Yes, web scraping is legal in Taiwan when conducted within the bounds of intellectual property, privacy, and fair competition laws. The Personal Data Protection Act (PDPA) and Copyright Act primarily govern its legality, with enforcement by the Personal Data Protection Commission (PDPC) and Taiwan Intellectual Property Office (TIPO). Recent 2026 amendments to the PDPA tighten restrictions on automated data collection, requiring explicit consent for scraping personal data.
Key Regulations for Web Scraping in Taiwan
- Personal Data Protection Act (PDPA): Prohibits scraping personal data without consent, with fines up to NT$5 million for violations. Automated collection of identifiable information triggers strict compliance under the 2026 amendments.
- Copyright Act: Unauthorized scraping of copyrighted content (e.g., paywalled data, proprietary databases) constitutes infringement, punishable by civil and criminal penalties, including imprisonment up to 3 years.

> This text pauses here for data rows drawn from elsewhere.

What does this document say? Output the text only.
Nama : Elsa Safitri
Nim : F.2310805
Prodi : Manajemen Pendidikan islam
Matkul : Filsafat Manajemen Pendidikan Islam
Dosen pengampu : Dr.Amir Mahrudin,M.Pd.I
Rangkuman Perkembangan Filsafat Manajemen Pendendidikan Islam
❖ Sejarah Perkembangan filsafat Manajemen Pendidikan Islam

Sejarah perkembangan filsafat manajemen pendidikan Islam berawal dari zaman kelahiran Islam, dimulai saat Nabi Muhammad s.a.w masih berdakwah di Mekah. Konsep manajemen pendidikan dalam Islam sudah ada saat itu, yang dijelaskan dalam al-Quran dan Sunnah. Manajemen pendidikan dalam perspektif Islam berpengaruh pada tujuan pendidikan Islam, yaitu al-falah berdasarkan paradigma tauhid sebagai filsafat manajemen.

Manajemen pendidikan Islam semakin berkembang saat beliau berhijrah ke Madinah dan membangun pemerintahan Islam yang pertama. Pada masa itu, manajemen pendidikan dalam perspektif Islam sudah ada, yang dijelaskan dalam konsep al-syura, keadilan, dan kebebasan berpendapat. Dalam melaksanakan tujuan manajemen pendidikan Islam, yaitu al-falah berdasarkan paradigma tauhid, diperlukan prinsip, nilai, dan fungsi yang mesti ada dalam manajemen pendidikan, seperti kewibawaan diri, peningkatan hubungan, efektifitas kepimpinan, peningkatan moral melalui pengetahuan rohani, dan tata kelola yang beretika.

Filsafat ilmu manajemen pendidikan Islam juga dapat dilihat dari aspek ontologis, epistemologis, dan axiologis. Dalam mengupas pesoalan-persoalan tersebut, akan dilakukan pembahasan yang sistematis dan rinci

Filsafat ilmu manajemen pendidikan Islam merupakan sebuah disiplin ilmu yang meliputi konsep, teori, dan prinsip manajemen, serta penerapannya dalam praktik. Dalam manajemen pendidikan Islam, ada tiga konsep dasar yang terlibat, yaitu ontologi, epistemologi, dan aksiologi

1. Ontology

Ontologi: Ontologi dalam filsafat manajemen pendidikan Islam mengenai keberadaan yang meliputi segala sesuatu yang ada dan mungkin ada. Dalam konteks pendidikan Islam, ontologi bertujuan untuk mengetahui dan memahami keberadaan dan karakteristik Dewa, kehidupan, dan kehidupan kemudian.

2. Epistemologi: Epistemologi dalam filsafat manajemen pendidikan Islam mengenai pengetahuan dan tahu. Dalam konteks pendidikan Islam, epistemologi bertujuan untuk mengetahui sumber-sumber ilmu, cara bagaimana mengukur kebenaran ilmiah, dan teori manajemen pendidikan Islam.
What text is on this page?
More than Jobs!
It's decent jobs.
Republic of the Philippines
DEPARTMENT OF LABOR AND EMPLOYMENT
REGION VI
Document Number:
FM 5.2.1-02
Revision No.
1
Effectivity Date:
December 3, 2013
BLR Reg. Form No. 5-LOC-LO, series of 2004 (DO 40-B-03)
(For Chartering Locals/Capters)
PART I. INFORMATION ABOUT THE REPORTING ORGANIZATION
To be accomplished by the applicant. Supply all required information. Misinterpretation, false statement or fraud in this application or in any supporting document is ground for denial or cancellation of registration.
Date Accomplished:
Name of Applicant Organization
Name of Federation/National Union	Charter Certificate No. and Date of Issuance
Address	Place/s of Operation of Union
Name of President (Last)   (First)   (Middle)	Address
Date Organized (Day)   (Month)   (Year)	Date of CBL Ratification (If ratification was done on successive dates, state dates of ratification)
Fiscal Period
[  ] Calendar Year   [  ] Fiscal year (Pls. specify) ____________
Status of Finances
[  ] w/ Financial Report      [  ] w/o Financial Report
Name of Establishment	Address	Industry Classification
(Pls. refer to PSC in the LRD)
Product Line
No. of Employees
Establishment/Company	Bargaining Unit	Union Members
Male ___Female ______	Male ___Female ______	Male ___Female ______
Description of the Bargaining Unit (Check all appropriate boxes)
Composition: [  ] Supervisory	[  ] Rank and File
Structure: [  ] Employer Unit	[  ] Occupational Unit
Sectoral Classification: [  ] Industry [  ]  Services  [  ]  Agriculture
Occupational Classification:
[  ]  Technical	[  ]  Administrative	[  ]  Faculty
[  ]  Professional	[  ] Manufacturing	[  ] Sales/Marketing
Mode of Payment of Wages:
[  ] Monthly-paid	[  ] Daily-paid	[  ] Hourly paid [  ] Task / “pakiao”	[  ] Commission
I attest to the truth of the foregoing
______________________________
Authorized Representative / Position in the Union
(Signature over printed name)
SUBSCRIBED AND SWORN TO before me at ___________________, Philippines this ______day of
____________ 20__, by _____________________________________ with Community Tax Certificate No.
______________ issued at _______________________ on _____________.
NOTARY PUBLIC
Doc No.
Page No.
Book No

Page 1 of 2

- Fair Competition Act: Scraping for commercial advantage without authorization may violate trade secret protections or anti-unfair competition provisions, monitored by the Fair Trade Commission (FTC).
Scraping publicly available, non-personal data (e.g., product listings without user identifiers) generally avoids legal risk, but terms of service violations or circumvention of technical barriers (e.g., CAPTCHAs) can lead to liability. The PDPC’s 2025 enforcement guidelines emphasize transparency in data collection methods, particularly for AI training datasets. Always audit scraped data against PDPA exemptions (e.g., journalistic or research purposes) and obtain legal counsel for sector-specific compliance.